O espírito conservador do início do século XX não dissuadiu Maria Falce de Macedo de se matricular, em 1914, na primeira turma da Faculdade de Medicina do Paraná. O protagonismo da jovem, que se tornou alguns anos mais tarde a primeira médica do estado, inspirou gerações inteiras a se reconhecerem e a se projetarem como cidadãs a serem respeitadas nas diferenças e na luta pela conquista da igualdade de gênero.
Filha de imigrantes italianos, Maria Falce nasceu em Curitiba, no dia 15 de janeiro de 1897. Conforme relata Rafael Greca de Macedo no livro “Curitiba Luz dos Pinhais”, a família de Maria era proprietária da Empresa Funerária Falce.
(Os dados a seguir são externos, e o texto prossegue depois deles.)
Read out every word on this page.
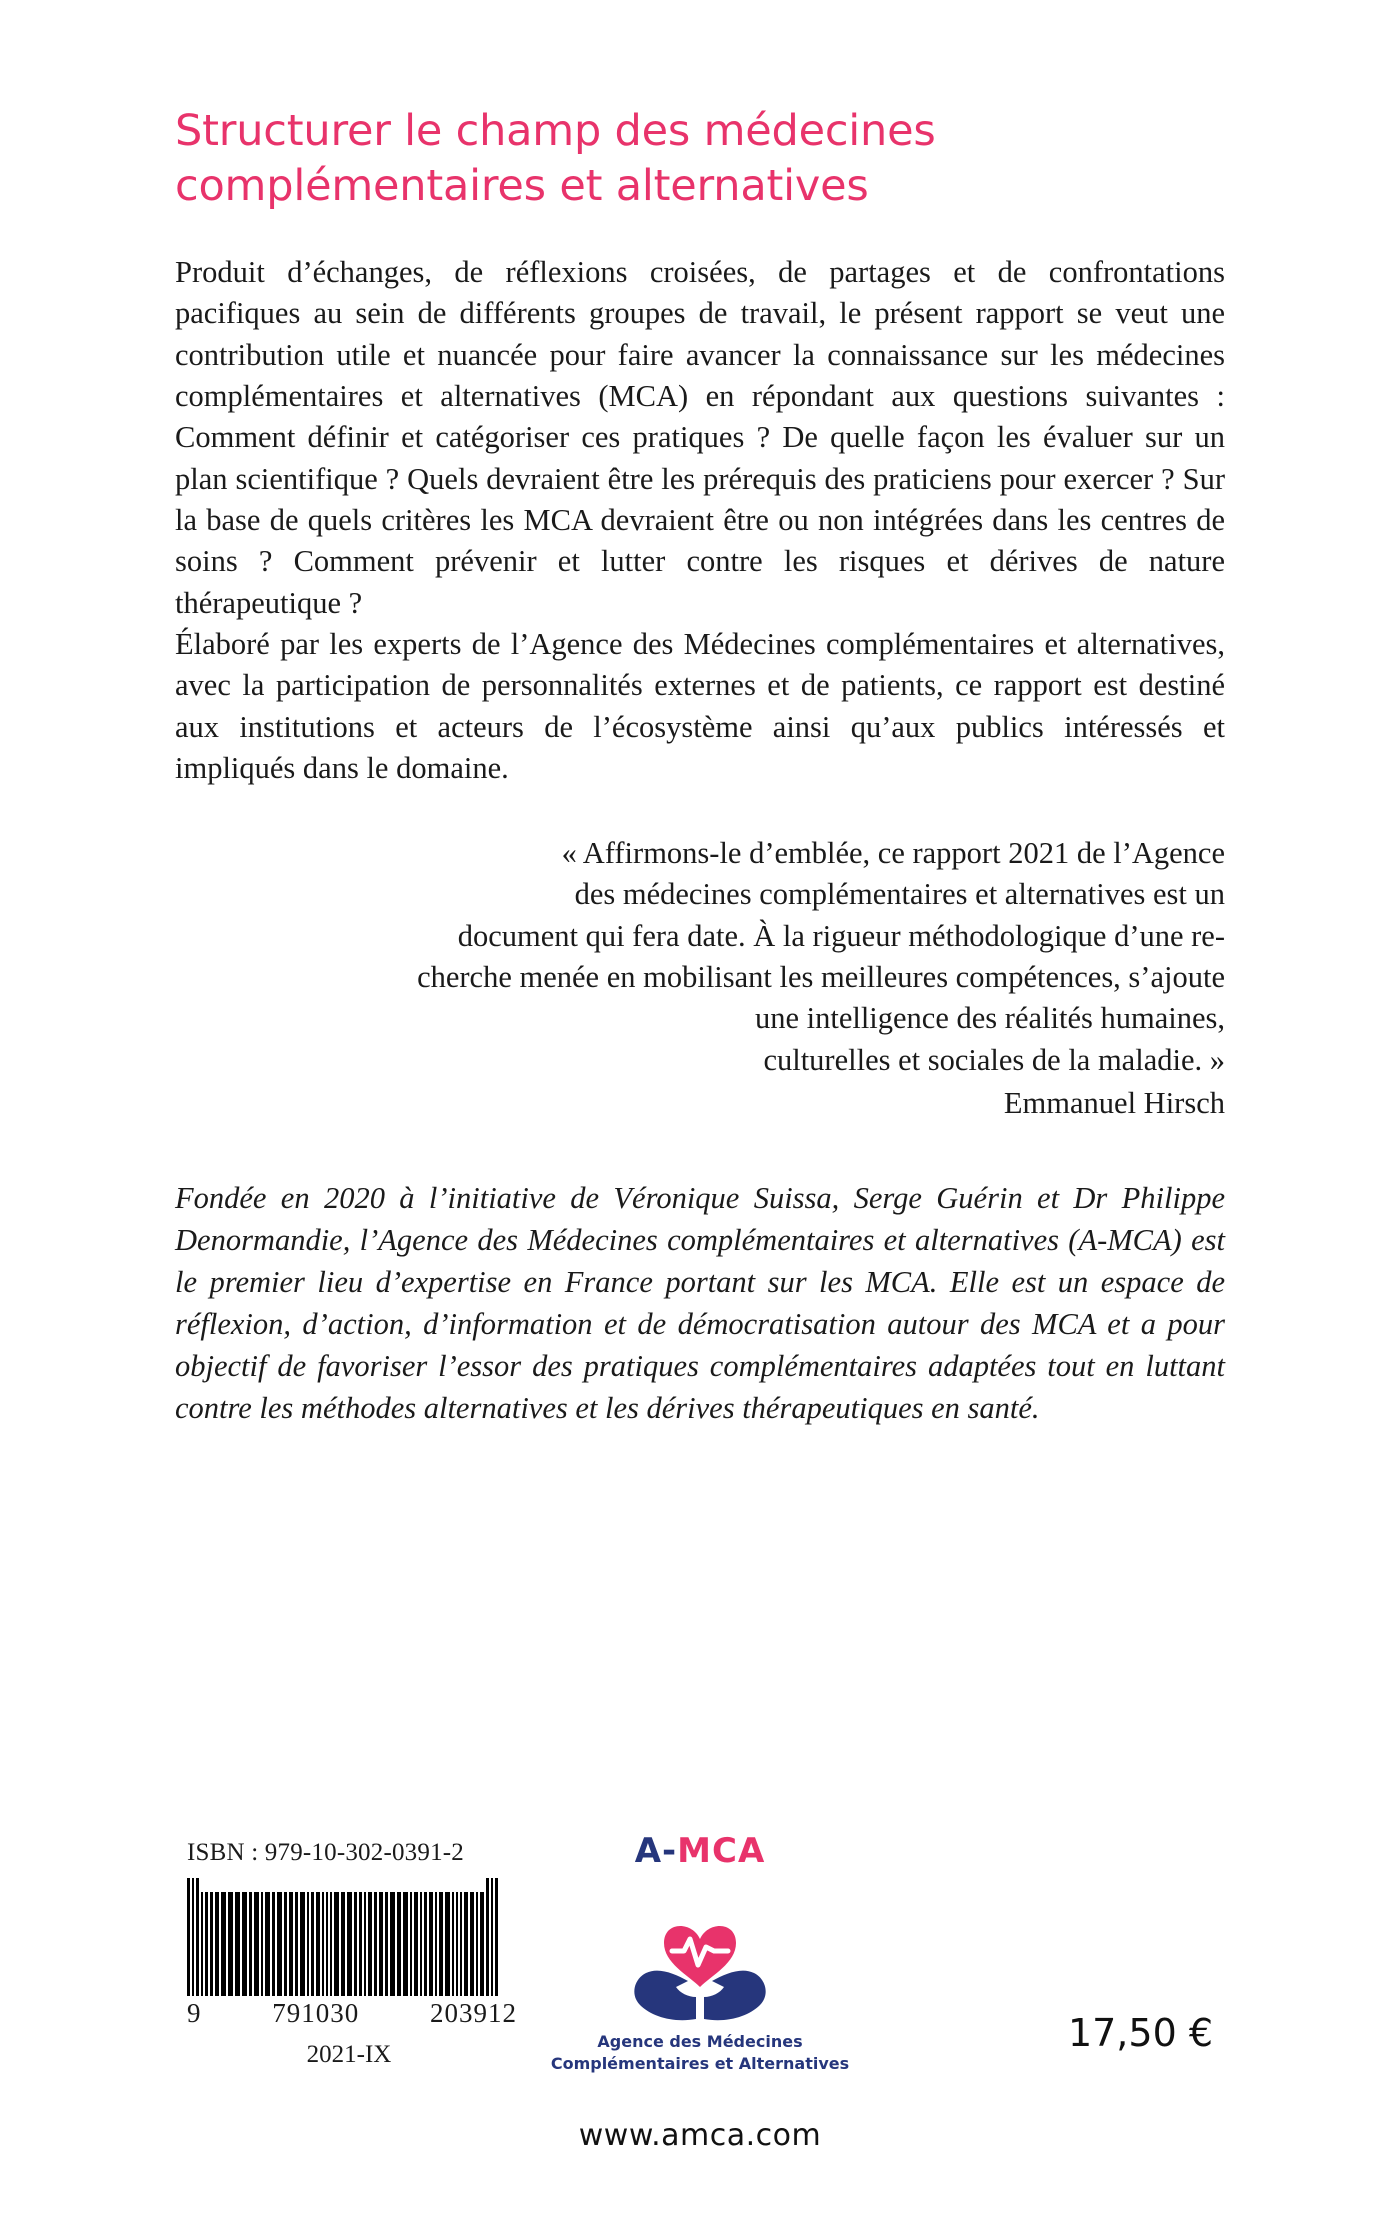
Structurer le champ des médecines
complémentaires et alternatives

Produit d’échanges, de réflexions croisées, de partages et de confrontations pacifiques au sein de différents groupes de travail, le présent rapport se veut une contribution utile et nuancée pour faire avancer la connaissance sur les médecines complémentaires et alternatives (MCA) en répondant aux questions suivantes : Comment définir et catégoriser ces pratiques ? De quelle façon les évaluer sur un plan scientifique ? Quels devraient être les prérequis des praticiens pour exercer ? Sur la base de quels critères les MCA devraient être ou non intégrées dans les centres de soins ? Comment prévenir et lutter contre les risques et dérives de nature thérapeutique ?

Élaboré par les experts de l’Agence des Médecines complémentaires et alternatives, avec la participation de personnalités externes et de patients, ce rapport est destiné aux institutions et acteurs de l’écosystème ainsi qu’aux publics intéressés et impliqués dans le domaine.

« Affirmons-le d’emblée, ce rapport 2021 de l’Agence
des médecines complémentaires et alternatives est un
document qui fera date. À la rigueur méthodologique d’une re-
cherche menée en mobilisant les meilleures compétences, s’ajoute
une intelligence des réalités humaines,
culturelles et sociales de la maladie. »
Emmanuel Hirsch

Fondée en 2020 à l’initiative de Véronique Suissa, Serge Guérin et Dr Philippe Denormandie, l’Agence des Médecines complémentaires et alternatives (A-MCA) est le premier lieu d’expertise en France portant sur les MCA. Elle est un espace de réflexion, d’action, d’information et de démocratisation autour des MCA et a pour objectif de favoriser l’essor des pratiques complémentaires adaptées tout en luttant contre les méthodes alternatives et les dérives thérapeutiques en santé.

ISBN : 979-10-302-0391-2
9	791030	203912
2021-IX
A-MCA
Agence des Médecines
Complémentaires et Alternatives
www.amca.com
17,50 €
A empresa localizada na Rua Saldanha Marinho, no Centro da capital, foi “a primeira a providenciar pompas fúnebres à altura de uma capital europeia” e funcionou durante quatro décadas.
Enfrentando o atribulado percurso das mulheres no ingresso no ensino superior e o julgamento da sociedade da época, Maria Falce conquistou o título de doutoramento em Medicina, em 1919. Segundo Greca, foi “aprovada com summa laude, mereceu a nota 9,9, pois a nota 10 era exclusivamente reservada aos professores, como lhe explicaram os membros da banca examinadora.
Na sequência da graduação, especializou-se em bacteriologia e zoologia médica no Instituto Oswaldo Cruz e aprofundou os estudos em bacteriologia durante um estágio na Faculdade de Medicina de Belo Horizonte. No retorno a Curitiba, assumiu o Laboratório de Análises Clínicas da Santa Casa. Ao lado do marido, José Pereira de Macedo, fundou o primeiro laboratório de análises clínicas do estado, em 1922. O negócio funcionou por três décadas e nos anos 1950 foi assumido pelos colegas de profissão Fani Frischmann e Oscar Aisengart.
Primeira mulher a assumir uma cátedra universitária
Em 1929, a pioneira paranaense assumiu a cátedra universitária da disciplina de Química Médica do curso de Medicina após um concurso de títulos e provas, tornando-se também a primeira mulher a ocupar a posição no país. Entre os legados da professora Maria Falce está a implantação da disciplina de Química Fisiológica, que passou a se chamar Bioquímica.
Em artigo publicado na Revista do Médico Residente, o neurologista Ehrenfried Othmar Wittig, mentor do Museu da História da Medicina da Associação Médica do Paraná, conta que Maria Falce produziu inúmeros trabalhos ao longo dos 41 anos de cátedra, somando-se a outras pioneiras que ingressaram em profissões consideradas historicamente masculinas. Destacam-se nesse percurso nomes como Rita Lobato, a primeira mulher do país a se formar na Faculdade de Medicina da Bahia no ano de 1887, Walkiria Moreira da Silva Naked, a única mulher entre os 127 primeiros inscritos na OAB Paraná, em 1932, e Enedina Alves Marques, primeira engenheira do Paraná.
Maria Falce também auxiliou na fundação da Casa da Estudante Universitária visando dar suporte às jovens que vinham do interior para estudar na capital. Mais recentemente, a paranaense inspirou a criação do Coletivo Maria Falce de Macedo, fundado em 2015 por estudantes de medicina na Universidade Federal do Paraná (UFPR). O coletivo reúne jovens de diferentes períodos e vivências, com o objetivo “de aproximar as mulheres do curso, dar voz a inúmeras reclamações que têm sido silenciadas, e para que juntas possam crescer”, segundo o grupo.
Na década de 1950, Maria Falce encerrou as atividades acadêmicas, mas manteve-se em atividade na UFPR até 1968. A primeira médica paranaense passou os últimos anos de sua vida com a família, no bairro Ahú, num imóvel onde hoje está localizada a sede da OAB Paraná. Faleceu em 24 de abril de 1972, deixando um legado inestimável para gerações futuras.